Crescendos and diminuendos are gradual increases and decreases,
respectively, in volume over a musical movement. Both are quite common among
birds that can hold a song for a second or more. Not invoked by Kroodsma here are
musical articulations like glissandos and de-glissandos, referring to glides up
and down in frequency, much like a slide whistle or slide ukulele. Glissando can also refer to interconnecting ascending or
descending notes, like when you drag a finger over piano keys. This relates to
modulation mentioned above, though simple gradual glides from one note to
another can really jump out, like in the slurred pees and wees of the
aforementioned Eastern Wood-pewee. I think one could call the unsteady glide of
birds like the Canyon Wren ‘legato’ or ‘portamento’. One of the reasons I’m
even writing about this business is I’ve discovered a bird of Hanoi that
exemplifies a very pleasant aggregation of simple music qualities named the Plaintive Cuckoo. The male’s song bares no
direct reference to his name, unlike the clock-ready Common Cuckoo Species, now prepping to populate the northern reaches for the
toasty months. Nor does he register as plaintive in my mind, though perhaps
ever on the verge of cuckoo. His song is an example of accelerando, as well as
staccato, with brief glissando. He follows a gradually descending scale with
intervals smaller than typical Western musical tones.
Why all these birds speak
Italian I don’t know. On the other hand, duets are also quite common. In the
U.S., Carolina Wren males and females duet, as
do Northern Cardinals sometimes. This is more
common among tropical songbirds though, where females are more
likely to sing and defend a territory. Singing between males and females among
these species is thought to strengthen bonds and help birds track one another
in dense tropical foliage. The ability for a bird to duet with his or her mate
may keep him or her from being attacked as an intruder.

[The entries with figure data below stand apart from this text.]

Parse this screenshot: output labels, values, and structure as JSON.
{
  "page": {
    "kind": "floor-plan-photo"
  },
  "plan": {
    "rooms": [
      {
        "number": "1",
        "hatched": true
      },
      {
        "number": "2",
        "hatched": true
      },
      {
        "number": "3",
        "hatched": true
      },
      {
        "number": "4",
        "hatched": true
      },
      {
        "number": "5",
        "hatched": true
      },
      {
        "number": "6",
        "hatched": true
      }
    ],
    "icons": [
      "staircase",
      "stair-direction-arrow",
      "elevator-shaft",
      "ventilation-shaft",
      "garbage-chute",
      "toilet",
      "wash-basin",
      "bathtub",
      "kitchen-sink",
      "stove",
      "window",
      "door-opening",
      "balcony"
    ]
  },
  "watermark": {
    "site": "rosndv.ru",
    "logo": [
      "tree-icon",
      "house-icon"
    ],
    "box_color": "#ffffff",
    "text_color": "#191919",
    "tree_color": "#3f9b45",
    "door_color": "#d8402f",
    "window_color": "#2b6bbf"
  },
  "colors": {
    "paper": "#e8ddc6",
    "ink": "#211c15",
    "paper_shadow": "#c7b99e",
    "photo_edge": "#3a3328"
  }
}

A most striking example of a
song for two however is the North American Barred owl’s courtship duet. Here the male and female
trade and weave all sorts of sounds in a most haunting cacophony: hoots,
caterwauls, cackling from the male, and hums and distinct vibrato from the
female.
I remember arriving with
friends at a campsite late in the night in the deep forest of the Washington Cascades
a few years ago. Not much human life had been stirring in the area for quite a
while, as the bolt on the gate that guarded the path was encrusted beyond
budging, and after this obstacle was a large fallen tree. As we took turns
taking a handsaw to this snag in the road, some of us carried camp supplies
from the car up to the site. It was pitch black as we set up tents, when we
heard a banshee duet above our head. It sounded like five of them.
“Now I know you suckers
think that’s the ghosts of grandparents come back to terrorize you like they
did in life” I said, “but those are actually two owls doing their courtship
duet.”
Such is the wonderous world
of bird music. There’s something special about getting the chance to hear such phenomena
in auditory solitude from the motoring multitudes. Not that I’m against urbania
or human sounds – I make plenty myself.
“Man’s desecration of his environment by noise is the most
pervasive and gratuitous of his many outrages against nature.” E. A. Armstrong.
1969.
This is a fascinating post! When I'm learning bird sounds, I often attribute pitches and intervals to the sounds as a memorization tool. I certainly think that birds have their own musicality, and we are just scratching the surface of what they can do!
ReplyDeleteThanks! My thinking is individual species and groups of species might have their own distinct "musicalities". That is, their own senses of tonality, and other qualities that make a good tune, kind of like peoples.